Stream read/write with generated locales defaults to classic format/parse
Flamefire opened this issue · 4 comments
I've just seen that the default flag for stream operations with locales generated by Boost.Locale is posix
, i.e. "classic".
This leads to the bug/inconsistency I've encountered at #64 (comment)
Assume this:
std::locale::global(boost::locale::generator{}("de_DE"));
external_func(); // Some other library not aware of Boost.Locale
And then:
std::string external_func(){
std::cout << "Enter 1 + " << 123.25 << std::endl;
float num;
std::cin >> num;
std::ostringstream os; // Uses global-locale
os << num;
return os.str();
}
So although a German locale is globally set and one can reasonably expect that all formatting and parsing is done with the German decimal separator ","
this is not the case: It will use the classic locale which outputs "123.25"
and entering "124,25"
will be parsed as "12425"
if it doesn't fail.
I traced this to base_num_format/base_num_parse
which access the ios_info.display_flags()
of the stream which defaults to posix
So one would need to do outstream << as::number
and instream >> as::number
first for every stream created which external libraries are not aware of leading to those issues.
Hence I'd change the default from posix
to number
so results are more intuitive and external libraries unware of Boost.Locale work.
Although I'd consider this a bugfix, this is a breaking change, hence I wanted to make sure I didn't miss anything.
But the described behavior really does sound like a bug to me, see also #64 (comment): Imagine an external library unaware of Boost.Locale using the global locale and inspecting the numpunct
facet and then find that formatting/parsing doesn't behave as expected.
@artyom-beilis Would you oppose that change or have any input?
@salvoilmiosi You initially filed #64 and noted that as::number
would be required. So do you have an opinion on that inconsistency of the numpunct
facet and the visible behavior?
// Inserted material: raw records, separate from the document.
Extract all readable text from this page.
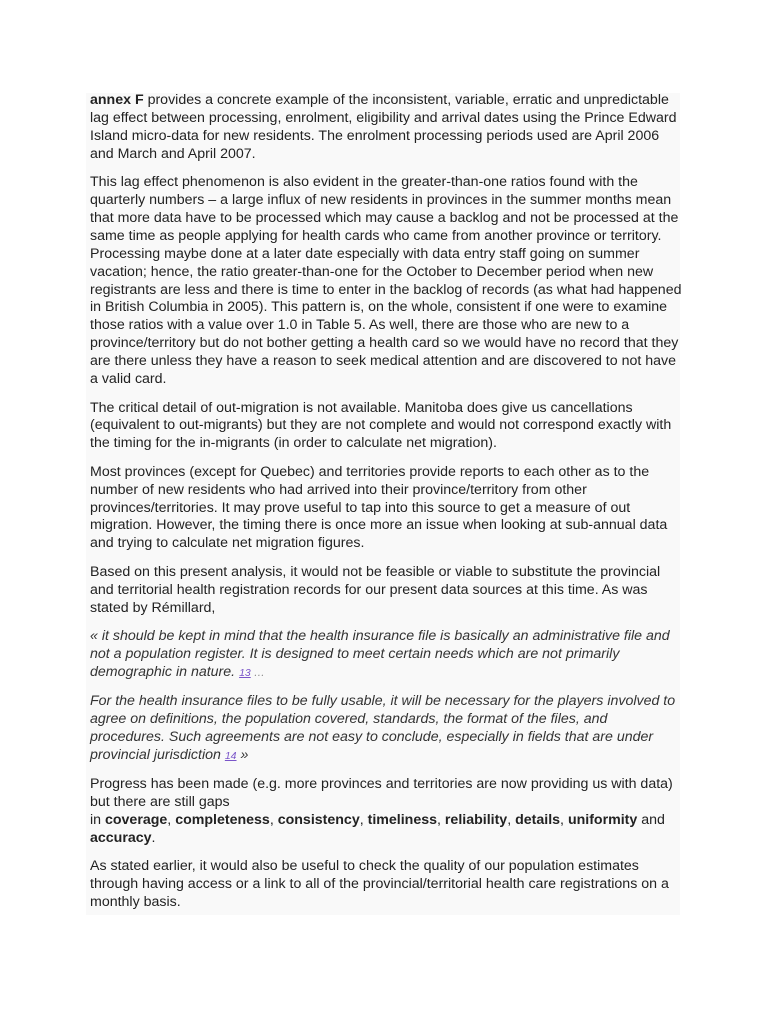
annex F provides a concrete example of the inconsistent, variable, erratic and unpredictable lag effect between processing, enrolment, eligibility and arrival dates using the Prince Edward Island micro-data for new residents. The enrolment processing periods used are April 2006 and March and April 2007.

This lag effect phenomenon is also evident in the greater-than-one ratios found with the quarterly numbers – a large influx of new residents in provinces in the summer months mean that more data have to be processed which may cause a backlog and not be processed at the same time as people applying for health cards who came from another province or territory. Processing maybe done at a later date especially with data entry staff going on summer vacation; hence, the ratio greater-than-one for the October to December period when new registrants are less and there is time to enter in the backlog of records (as what had happened in British Columbia in 2005). This pattern is, on the whole, consistent if one were to examine those ratios with a value over 1.0 in Table 5. As well, there are those who are new to a province/territory but do not bother getting a health card so we would have no record that they are there unless they have a reason to seek medical attention and are discovered to not have a valid card.

The critical detail of out-migration is not available. Manitoba does give us cancellations (equivalent to out-migrants) but they are not complete and would not correspond exactly with the timing for the in-migrants (in order to calculate net migration).

Most provinces (except for Quebec) and territories provide reports to each other as to the number of new residents who had arrived into their province/territory from other provinces/territories. It may prove useful to tap into this source to get a measure of out migration. However, the timing there is once more an issue when looking at sub-annual data and trying to calculate net migration figures.

Based on this present analysis, it would not be feasible or viable to substitute the provincial and territorial health registration records for our present data sources at this time. As was stated by Rémillard,

« it should be kept in mind that the health insurance file is basically an administrative file and not a population register. It is designed to meet certain needs which are not primarily demographic in nature. 13 …

For the health insurance files to be fully usable, it will be necessary for the players involved to agree on definitions, the population covered, standards, the format of the files, and procedures. Such agreements are not easy to conclude, especially in fields that are under provincial jurisdiction 14 »

Progress has been made (e.g. more provinces and territories are now providing us with data) but there are still gaps
in coverage, completeness, consistency, timeliness, reliability, details, uniformity and accuracy.

As stated earlier, it would also be useful to check the quality of our population estimates through having access or a link to all of the provincial/territorial health care registrations on a monthly basis.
I'd guess the change to as::number
-by-default would suit your use case.
This is by design.
Quoting documentation of standard library implementation
Setting the global locale has bad side effects.
Consider following code:
int main()
{
std::locale::global(std::locale(""));
// Set system's default locale as global
std::ofstream csv("test.csv");
csv << 1.1 << "," << 1.3 << std::endl;
}What would be the content of test.csv ? It may be "1.1,1.3" or it may be "1,1,1,3" rather than what you had expected.
More than that it affects even printf and libraries like boost::lexical_cast giving incorrect or unexpected formatting.
In fact many third-party libraries are broken in such a situation.Unlike the standard localization library, Boost.Locale never changes the basic number formatting, even when it uses
std based localization backends, so by default, numbers are always formatted using C-style locale. Localized number
formatting requires specific flags.
It is actually big issue setting locale can break many libraries like SQL, json and many others.
So Boost.Locale requires from user to tell explicitly that the number is localized and basically given to human rather than some kind of text interface.
I understand the motivation. I guess this is why the standard implicitly imbues the classic locale on startup and provides access to the classic locale at any point.
What would be the content of test.csv ? It may be "1.1,1.3" or it may be "1,1,1,3" rather than what you had expected.
I differ in that expectation in 2 points:
- For
csv << 1.3
I'd expect"1" + std::use_facet<std::numpunct<char>>(std::locale()).decimal_point() + "3"
- By using
std::locale::global
I'd expect the global/default locale dependent behavior to be changed.
IMO those are reasonable expectations. Also:
libraries like boost::lexical_cast giving incorrect or unexpected formatting.
Again: The same expectation holds/pitfall waits: You'd usually change the global locale and then (maybe down in 3rd-party-libs) use boost::lexical_cast
to parse/write user input but now you'll have no way for localizing that.
However with
Boost.Locale never changes the basic number formatting, even when it uses std based localization backends, so by default, numbers are always formatted using C-style locale.
in the documentation for ages and hence might be relied on by people so we can't easily change that.
So the bug is rather that the numpunct
facet isn't used for (default) formatting, i.e. should always be the C-locale-numpunct.
Might need a test, that ensures the standard input/output is C-style and numpunct returns C-style values by default
Might be a good feature to be able to change that default behavior, similar to generator::use_ansi_encoding()
.
Small note, there is a reason why many libraries become broken when changing default locale.
Because it is rarely used std::locale
- is broken by design and implementation.
std::locale
is not compatible across different compiler vendors (locale names, encodings?), have broken features (like numpunct that can generate non-utf8 sequences) and doesn't even provide the most basic and important things for decent localization: translation catalogs - std::messages factet that needed way-way more than pretty number formatting. Standard didn't even define how to do it and it is implementation defined and generally does not work.
So bringing back broken stuff because it may be somehow used (actually not) instead of having consistent behavior wouldn't do any good to users.
I don't think default number formatting should be anything but "C"/classic locale based.